Friday, March 15, 2013
Showing its teeth, CITES finally protects sharks
Yesterday was a day to celebrate as CITES, the convention regulating the international trade of wild plants and animals, finally restricted the trade in key shark species and took steps to curb illegal logging. Although you often hear talk that global environmental politics is dead and buried, days like yesterday – when CITES finally showed its teeth and proved it has some bite – suggest that the death of multilateralism is highly exaggerated.
CITES currently has 177 member governments and usually makes headlines because it deals with the trade in impressive looking elephants, rhinos and tigers – such as Thailand committing to end the ivory trade at this year's meeting. But CITES deals with a lot more than elephants: it has some 5,000 animal species and 29,000 plant species on its over-full plate.
It almost manages to deal with that workload because, unlike many UN agreements, it does not operate by consensus. If no common agreement can be found, parties put a decision to a vote.
Even more importantly though, CITES can do more than ask governments to follow through on what they committed to: it can punish governments that export more than what CITES allows by imposing trade sanctions that hurt.
In recent years, CITES had sadly refrained from using these powers, despite the need, and failed to make progress on key issues such as shark protection. Like other global agreements, it had been hijacked by short-term economic interests – with governments acting as servants to big business.
As a result, several commercially valuable but threatened fish species – such as Atlantic bluefin tuna, numerous types of shark, red and pink corals – had failed to be listed as protected species by CITES meetings in recent years.
That is why the listing of five shark species and two manta rays today is all the more sweet. This time, the forces of darkness lost – and CITES did what it was established to do: protect our global commons over private interests.
Our allies Pew and the cites4sharks.org coalition should be applauded for working tirelessly to ensure that these species are protected. Gratitude should also be expressed to those governments that stood up for sharks and the environment.
But this is not a champagne moment. While it is a great affirmation of the ability of the world’s governments to come together and decide to protect extremely valuable marine species, the need to do so is truly alarming and sad.
We only need these CITES trade measures because we are so spectacularly bad at managing our planetary home, driving more and more species to (the brink of) extinction. We need CITES to continue to show its teeth to protect sharks, otherwise we will end up with oceans emptied of them.
Millions of sharks are caught as part of global tuna fishery operations every year. Their bodies are thrown overboard, but only after the fins are hacked off to end up in shark-fin soup. As a result, it is almost too late for some shark species, such as the oceanic white tips, that have experienced dramatic stock declines.

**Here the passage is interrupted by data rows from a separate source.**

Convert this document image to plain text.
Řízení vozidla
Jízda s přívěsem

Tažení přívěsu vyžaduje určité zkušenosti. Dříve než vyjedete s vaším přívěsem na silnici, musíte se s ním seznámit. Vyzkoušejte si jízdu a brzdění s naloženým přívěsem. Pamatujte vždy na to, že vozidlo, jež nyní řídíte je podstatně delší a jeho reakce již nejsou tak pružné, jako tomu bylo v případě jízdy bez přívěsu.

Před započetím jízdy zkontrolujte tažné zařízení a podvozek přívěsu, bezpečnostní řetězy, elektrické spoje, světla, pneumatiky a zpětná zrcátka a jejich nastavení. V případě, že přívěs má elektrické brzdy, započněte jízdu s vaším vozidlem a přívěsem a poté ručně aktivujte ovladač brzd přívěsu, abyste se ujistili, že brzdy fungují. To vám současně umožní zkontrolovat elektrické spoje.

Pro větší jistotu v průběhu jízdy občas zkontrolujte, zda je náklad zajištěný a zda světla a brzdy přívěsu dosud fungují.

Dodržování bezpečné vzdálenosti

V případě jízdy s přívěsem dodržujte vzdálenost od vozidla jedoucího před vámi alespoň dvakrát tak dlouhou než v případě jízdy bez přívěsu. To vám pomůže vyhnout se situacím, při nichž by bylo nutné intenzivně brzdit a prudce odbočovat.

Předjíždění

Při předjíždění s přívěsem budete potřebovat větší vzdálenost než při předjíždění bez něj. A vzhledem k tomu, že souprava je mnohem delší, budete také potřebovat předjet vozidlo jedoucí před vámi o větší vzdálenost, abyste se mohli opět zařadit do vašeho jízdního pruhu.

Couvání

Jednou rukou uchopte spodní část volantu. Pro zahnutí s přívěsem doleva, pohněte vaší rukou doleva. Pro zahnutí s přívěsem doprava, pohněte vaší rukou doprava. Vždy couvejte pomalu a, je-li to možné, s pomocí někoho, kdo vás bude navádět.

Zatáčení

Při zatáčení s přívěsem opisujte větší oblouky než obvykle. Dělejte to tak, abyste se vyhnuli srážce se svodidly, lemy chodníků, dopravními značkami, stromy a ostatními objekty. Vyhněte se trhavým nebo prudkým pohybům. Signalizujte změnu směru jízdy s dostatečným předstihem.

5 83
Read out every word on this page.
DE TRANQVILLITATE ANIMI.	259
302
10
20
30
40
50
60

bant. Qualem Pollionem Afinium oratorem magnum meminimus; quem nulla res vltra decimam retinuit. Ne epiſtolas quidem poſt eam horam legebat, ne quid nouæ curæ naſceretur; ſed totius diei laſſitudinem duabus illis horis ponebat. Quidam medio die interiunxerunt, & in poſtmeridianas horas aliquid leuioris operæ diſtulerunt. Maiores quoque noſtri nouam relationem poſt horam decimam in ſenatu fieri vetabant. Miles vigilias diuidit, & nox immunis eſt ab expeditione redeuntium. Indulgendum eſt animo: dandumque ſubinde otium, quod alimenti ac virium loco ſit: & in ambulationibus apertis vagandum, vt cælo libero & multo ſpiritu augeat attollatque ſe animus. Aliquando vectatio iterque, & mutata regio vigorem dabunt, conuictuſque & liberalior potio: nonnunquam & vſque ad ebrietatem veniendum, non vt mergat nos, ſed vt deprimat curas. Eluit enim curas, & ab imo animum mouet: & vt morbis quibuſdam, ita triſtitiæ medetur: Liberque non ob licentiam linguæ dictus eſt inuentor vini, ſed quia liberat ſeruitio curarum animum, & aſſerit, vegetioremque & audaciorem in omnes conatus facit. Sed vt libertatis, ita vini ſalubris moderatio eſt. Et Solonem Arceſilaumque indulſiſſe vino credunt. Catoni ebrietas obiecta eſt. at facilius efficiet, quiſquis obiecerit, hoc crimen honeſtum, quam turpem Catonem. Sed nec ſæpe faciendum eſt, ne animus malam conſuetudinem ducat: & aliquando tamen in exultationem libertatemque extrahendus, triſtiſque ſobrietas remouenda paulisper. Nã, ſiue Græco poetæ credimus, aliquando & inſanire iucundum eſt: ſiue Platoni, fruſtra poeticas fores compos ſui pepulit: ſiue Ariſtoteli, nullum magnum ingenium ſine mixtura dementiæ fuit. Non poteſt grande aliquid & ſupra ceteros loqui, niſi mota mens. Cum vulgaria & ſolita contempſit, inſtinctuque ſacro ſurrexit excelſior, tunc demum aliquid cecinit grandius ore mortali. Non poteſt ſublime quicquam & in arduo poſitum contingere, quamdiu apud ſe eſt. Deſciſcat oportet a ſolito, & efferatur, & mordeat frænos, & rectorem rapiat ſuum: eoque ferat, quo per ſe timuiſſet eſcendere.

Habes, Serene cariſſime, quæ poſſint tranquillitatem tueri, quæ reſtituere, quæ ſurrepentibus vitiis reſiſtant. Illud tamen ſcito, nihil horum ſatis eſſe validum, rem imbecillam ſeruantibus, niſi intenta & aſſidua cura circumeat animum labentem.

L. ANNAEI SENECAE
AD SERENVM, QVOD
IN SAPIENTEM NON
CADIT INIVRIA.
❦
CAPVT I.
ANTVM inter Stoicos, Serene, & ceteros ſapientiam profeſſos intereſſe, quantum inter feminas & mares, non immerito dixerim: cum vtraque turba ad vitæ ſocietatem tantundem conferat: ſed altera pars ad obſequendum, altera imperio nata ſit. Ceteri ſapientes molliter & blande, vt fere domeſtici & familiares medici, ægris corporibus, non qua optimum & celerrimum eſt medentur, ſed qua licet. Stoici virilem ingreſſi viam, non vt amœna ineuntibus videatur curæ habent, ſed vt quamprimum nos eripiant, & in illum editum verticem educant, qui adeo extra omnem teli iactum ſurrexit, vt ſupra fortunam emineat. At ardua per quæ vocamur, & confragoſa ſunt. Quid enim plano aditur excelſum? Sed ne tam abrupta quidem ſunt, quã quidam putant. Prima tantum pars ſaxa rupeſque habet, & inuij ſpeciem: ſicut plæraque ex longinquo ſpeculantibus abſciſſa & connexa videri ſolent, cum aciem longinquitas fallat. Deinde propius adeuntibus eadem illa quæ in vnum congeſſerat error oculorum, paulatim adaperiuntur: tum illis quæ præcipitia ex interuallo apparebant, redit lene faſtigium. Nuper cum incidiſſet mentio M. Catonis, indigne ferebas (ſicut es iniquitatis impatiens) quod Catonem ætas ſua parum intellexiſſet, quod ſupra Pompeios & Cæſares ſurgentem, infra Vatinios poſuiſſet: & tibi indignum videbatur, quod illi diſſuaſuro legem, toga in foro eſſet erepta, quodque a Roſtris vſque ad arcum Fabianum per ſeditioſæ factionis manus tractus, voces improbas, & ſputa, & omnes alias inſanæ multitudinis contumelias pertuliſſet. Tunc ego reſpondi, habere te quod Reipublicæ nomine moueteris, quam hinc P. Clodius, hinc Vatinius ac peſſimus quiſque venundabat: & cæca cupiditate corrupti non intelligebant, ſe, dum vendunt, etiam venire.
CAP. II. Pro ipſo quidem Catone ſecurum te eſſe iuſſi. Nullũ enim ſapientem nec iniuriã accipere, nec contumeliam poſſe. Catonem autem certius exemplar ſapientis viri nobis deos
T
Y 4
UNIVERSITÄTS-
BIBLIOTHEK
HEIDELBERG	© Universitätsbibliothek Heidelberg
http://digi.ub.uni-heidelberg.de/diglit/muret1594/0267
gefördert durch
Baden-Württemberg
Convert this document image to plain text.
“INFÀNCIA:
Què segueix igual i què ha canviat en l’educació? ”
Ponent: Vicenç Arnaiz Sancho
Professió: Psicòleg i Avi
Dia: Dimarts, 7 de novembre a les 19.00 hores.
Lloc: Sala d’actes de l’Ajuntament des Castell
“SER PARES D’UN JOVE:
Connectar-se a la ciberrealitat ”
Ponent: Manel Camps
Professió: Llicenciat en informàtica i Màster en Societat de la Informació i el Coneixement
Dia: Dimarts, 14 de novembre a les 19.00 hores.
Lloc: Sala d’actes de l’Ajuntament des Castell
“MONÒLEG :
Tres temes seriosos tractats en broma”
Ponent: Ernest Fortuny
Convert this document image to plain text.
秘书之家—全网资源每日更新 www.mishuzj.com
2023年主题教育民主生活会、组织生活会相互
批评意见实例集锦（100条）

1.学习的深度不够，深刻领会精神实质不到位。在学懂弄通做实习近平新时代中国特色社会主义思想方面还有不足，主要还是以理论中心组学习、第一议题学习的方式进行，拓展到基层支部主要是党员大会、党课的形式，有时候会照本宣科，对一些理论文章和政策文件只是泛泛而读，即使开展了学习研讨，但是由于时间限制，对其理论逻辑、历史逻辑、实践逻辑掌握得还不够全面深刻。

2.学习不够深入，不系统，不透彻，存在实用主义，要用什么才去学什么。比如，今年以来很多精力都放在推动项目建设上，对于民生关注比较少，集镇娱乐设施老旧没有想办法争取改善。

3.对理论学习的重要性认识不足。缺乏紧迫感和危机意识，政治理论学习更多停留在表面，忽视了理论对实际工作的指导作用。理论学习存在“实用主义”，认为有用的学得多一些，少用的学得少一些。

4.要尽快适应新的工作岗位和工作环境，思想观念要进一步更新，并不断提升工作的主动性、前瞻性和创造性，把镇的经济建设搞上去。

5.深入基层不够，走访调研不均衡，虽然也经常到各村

CITES trade controls will help monitor and limit the number of species traded, as permits are only granted if the trade of the species can be proven not to compromise the future survival of the species in the wild.
These extra measures will significantly improve current scientific assessments on these species, which are currently weak or in some cases non-existent. However, as long as fisheries management and enforcement in tuna fisheries remain weak, massive loopholes will remain.
Following the positive steps taken at CITES today, it is now time for governments to improve ocean governance overall and to urgently ban shark finning.
Transshipments at sea for tuna vessels – which in practice catch the majority of sharks – also need to be banned. These transfers from one ship to another enable shark fins to be “laundered” as domestic trade, therefore escaping the scrutiny of CITES’ controls.
Greenpeace is campaigning for tuna brands, restaurants and retailers to not buy from vessels that engage in this practice.
CITES took a step forward. That gives us hope and new energy for the next battles that we must also win if sharks, our oceans and our planet are to have a sustainable future.